According to Mr Bateman, who spent over twenty years at BBC Scotland, bosses at his former employer are using the new recruits to “subsidise the BBC’s PR response” in a bid at discrediting a university study that found the broadcaster was favouring the No campaign in its evening news reports.

Writing on his blog, the respected journalist and broadcaster criticised the decision to hand the task of trying to determine whether BBC Scotland is biased in favour of the No campaign, to raw recruits with no experience.

He said: “Remember these are all novice broadcast people who are being trained on the job, having never worked in the industry before.

“Now some are being asked to make judgements about the content, tone and balance of programme output when they simply don’t have the experience in journalism to know if a news item is being personalised, if it’s weighted to one side and has enough independent content or indeed if an expert can fairly be described as independent.

“These are judgements only an experienced professional could make and, as I have written before, this work needs to be monitored by an independent academic source.”

Last year BBC Scotland announced it had secured £5m extra funding which would be used to recruit fifteen trainees to help up its referendum coverage.

In a statement to Newsnet Scotland, at the time the £5m extra referendum cash was announced, BBC Scotland said: “We will be offering high quality training provided and supported by the BBC College of Journalism and senior BBC News staff, as well as the chance to learn on the job.

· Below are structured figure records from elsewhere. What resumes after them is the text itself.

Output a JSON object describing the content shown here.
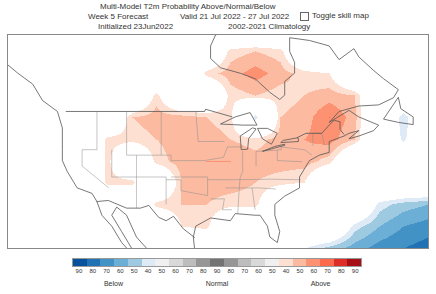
{
  "chart_data": {
    "type": "heatmap",
    "title": "Multi-Model T2m Probability Above/Normal/Below",
    "subtitle": [
      [
        "Week 5 Forecast",
        "Valid 21 Jul 2022 - 27 Jul 2022"
      ],
      [
        "Initialized 23Jun2022",
        "2002-2021 Climatology"
      ]
    ],
    "annotations": [
      "Toggle skill map"
    ],
    "x": [
      -135,
      -130,
      -125,
      -120,
      -115,
      -110,
      -105,
      -100,
      -95,
      -90,
      -85,
      -80,
      -75,
      -70,
      -65,
      -60,
      -55,
      -50
    ],
    "y": [
      24,
      28,
      32,
      36,
      40,
      44,
      48,
      52,
      56,
      60,
      64
    ],
    "cells": [
      [
        0,
        0,
        0,
        0,
        0,
        0,
        0,
        0,
        0,
        0,
        0,
        0,
        -40,
        -55,
        -65,
        -75,
        -80,
        -85
      ],
      [
        0,
        0,
        0,
        0,
        0,
        0,
        0,
        40,
        45,
        0,
        0,
        0,
        0,
        0,
        -45,
        -60,
        -70,
        -75
      ],
      [
        0,
        0,
        0,
        -40,
        0,
        0,
        45,
        50,
        50,
        45,
        45,
        0,
        0,
        0,
        0,
        -45,
        -55,
        -60
      ],
      [
        0,
        0,
        -40,
        0,
        45,
        45,
        0,
        50,
        55,
        55,
        50,
        45,
        40,
        0,
        0,
        0,
        0,
        0
      ],
      [
        0,
        -40,
        0,
        0,
        45,
        0,
        45,
        55,
        60,
        60,
        55,
        55,
        55,
        45,
        0,
        0,
        0,
        0
      ],
      [
        -40,
        -40,
        0,
        0,
        45,
        45,
        50,
        55,
        55,
        50,
        45,
        55,
        60,
        65,
        50,
        0,
        -45,
        0
      ],
      [
        -40,
        -40,
        0,
        0,
        0,
        50,
        55,
        55,
        50,
        45,
        -50,
        50,
        55,
        70,
        55,
        0,
        -50,
        0
      ],
      [
        -40,
        0,
        0,
        0,
        0,
        0,
        45,
        0,
        0,
        45,
        50,
        45,
        50,
        55,
        50,
        0,
        0,
        0
      ],
      [
        0,
        0,
        0,
        0,
        0,
        0,
        0,
        0,
        45,
        55,
        65,
        55,
        45,
        40,
        0,
        0,
        0,
        0
      ],
      [
        0,
        0,
        0,
        0,
        0,
        0,
        0,
        0,
        0,
        45,
        50,
        45,
        0,
        0,
        0,
        0,
        0,
        0
      ],
      [
        0,
        0,
        0,
        0,
        0,
        0,
        0,
        0,
        0,
        0,
        0,
        0,
        0,
        0,
        0,
        0,
        0,
        0
      ]
    ],
    "xlim": [
      -135,
      -50
    ],
    "ylim": [
      24,
      63
    ],
    "tick_labels": false,
    "colorbar": {
      "below": {
        "label": "Below",
        "ticks": [
          90,
          80,
          70,
          60,
          50,
          40
        ],
        "colors": [
          "#08519c",
          "#2171b5",
          "#4292c6",
          "#6baed6",
          "#9ecae1",
          "#deebf7"
        ]
      },
      "normal": {
        "label": "Normal",
        "ticks": [
          50,
          60,
          70,
          80,
          90,
          80,
          70,
          60,
          50
        ],
        "colors": [
          "#f0f0f0",
          "#d9d9d9",
          "#bdbdbd",
          "#969696",
          "#737373",
          "#969696",
          "#bdbdbd",
          "#d9d9d9",
          "#f0f0f0"
        ]
      },
      "above": {
        "label": "Above",
        "ticks": [
          40,
          50,
          60,
          70,
          80,
          90
        ],
        "colors": [
          "#fde0d2",
          "#fcbba1",
          "#fc9272",
          "#fb6a4a",
          "#de2d26",
          "#a50f15"
        ]
      }
    }
  }
}
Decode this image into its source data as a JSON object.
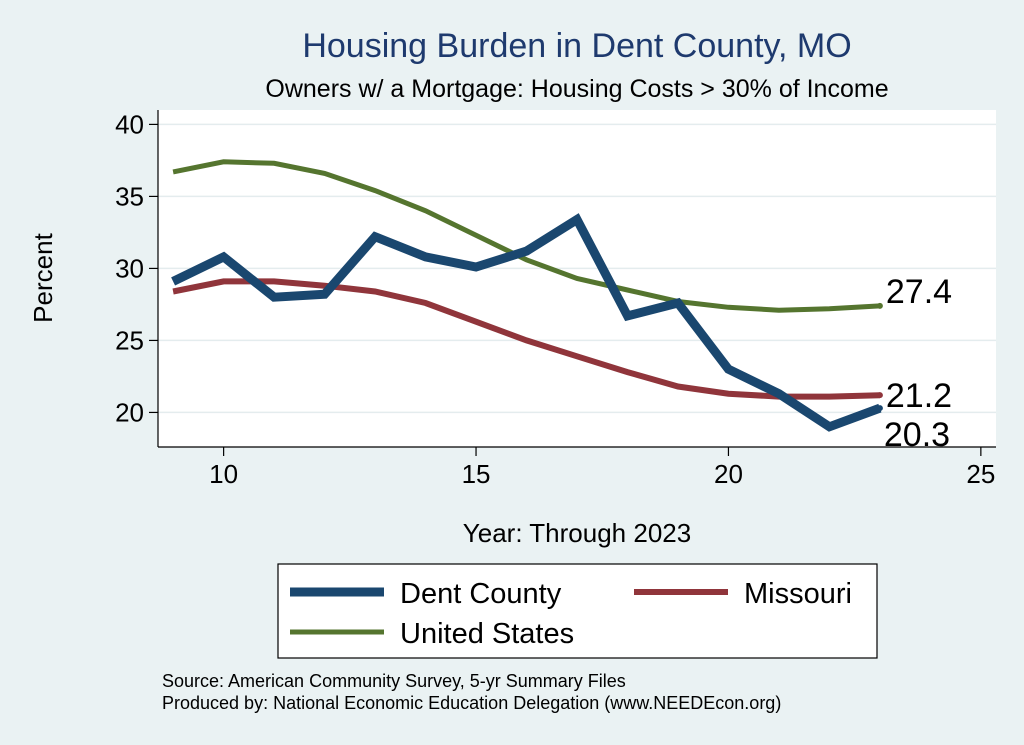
{
  "chart_data": {
    "type": "line",
    "title": "Housing Burden in Dent County, MO",
    "subtitle": "Owners w/ a Mortgage: Housing Costs > 30% of Income",
    "xlabel": "Year: Through 2023",
    "ylabel": "Percent",
    "xlim": [
      8.7,
      25.3
    ],
    "ylim": [
      17.6,
      41
    ],
    "xticks": [
      10,
      15,
      20,
      25
    ],
    "yticks": [
      20,
      25,
      30,
      35,
      40
    ],
    "grid": true,
    "legend_position": "bottom",
    "x": [
      9,
      10,
      11,
      12,
      13,
      14,
      15,
      16,
      17,
      18,
      19,
      20,
      21,
      22,
      23
    ],
    "series": [
      {
        "name": "Dent County",
        "color": "#1a476f",
        "values": [
          29.1,
          30.8,
          28.0,
          28.2,
          32.2,
          30.8,
          30.1,
          31.2,
          33.4,
          26.7,
          27.6,
          23.0,
          21.3,
          19.0,
          20.3
        ],
        "end_label": "20.3"
      },
      {
        "name": "Missouri",
        "color": "#90353b",
        "values": [
          28.4,
          29.1,
          29.1,
          28.8,
          28.4,
          27.6,
          26.3,
          25.0,
          23.9,
          22.8,
          21.8,
          21.3,
          21.1,
          21.1,
          21.2
        ],
        "end_label": "21.2"
      },
      {
        "name": "United States",
        "color": "#55752f",
        "values": [
          36.7,
          37.4,
          37.3,
          36.6,
          35.4,
          34.0,
          32.3,
          30.6,
          29.3,
          28.5,
          27.7,
          27.3,
          27.1,
          27.2,
          27.4
        ],
        "end_label": "27.4"
      }
    ]
  },
  "footer": {
    "source": "Source: American Community Survey, 5-yr Summary Files",
    "produced": "Produced by: National Economic Education Delegation (www.NEEDEcon.org)"
  }
}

These posts represent an excellent opportunity for trainees to gain valuable experience and to make a contribution to the BBC’s coverage of such a significant story.”

Claims that the recruits are being used to go over old broadcasts follows publication of a study carried out by an academic of the University of the West of Scotland which found both STV and BBC Scotland had favoured the No campaign by a factor of three to two in early evening news items.

The study by Dr John Robertson was criticised by both STV and the BBC with both broadcasters challenging the figures and conclusions of a subsequent report.

However a row has grown after it emerged an official at BBC Scotland had sent what was described as a ‘bullying’ email to Dr Robertson that called the academic’s professional integrity into question.  The email described the study as lacking validity, it also criticised the methodology Dr Robertson had used.

Mr Bateman added: “I don’t see how the BBC can win this. With complaints raining in to the Trust and the MSPs gearing up for an inquiry, they needed to find an elegant point of exit and retreat tail between legs. Instead they’re in full war cry, determined to prove Dr Robertson wrong and or biased himself.

“They need corporate strategy help to save themselves otherwise I think there must be a real chance that someone is sacrificed.  How they must rue their decision to write such an objectionable letter of complaint in the first place.”

Last week it emerged that Holyrood’s Culture Committee is to examine the study carried out by Dr Robertson.

Publication of the study followed news that the BBC Trust had found BBC Scotland guilty of misleading viewers over a key issue of the independence debate.  The guilty verdict followed an item broadcast on Reporting Scotland that dealt with the EU membership of an independent Scotland.

BBC Scotland reporter Raymond Buchanan, who was responsible for item, resigned days before the Trust confirmed it would hold its own investigation.

Despite the ruling, BBC Scotland management have refused to issue a correction or any apology for the misleading item which appeared on the flagship news programme over a year ago.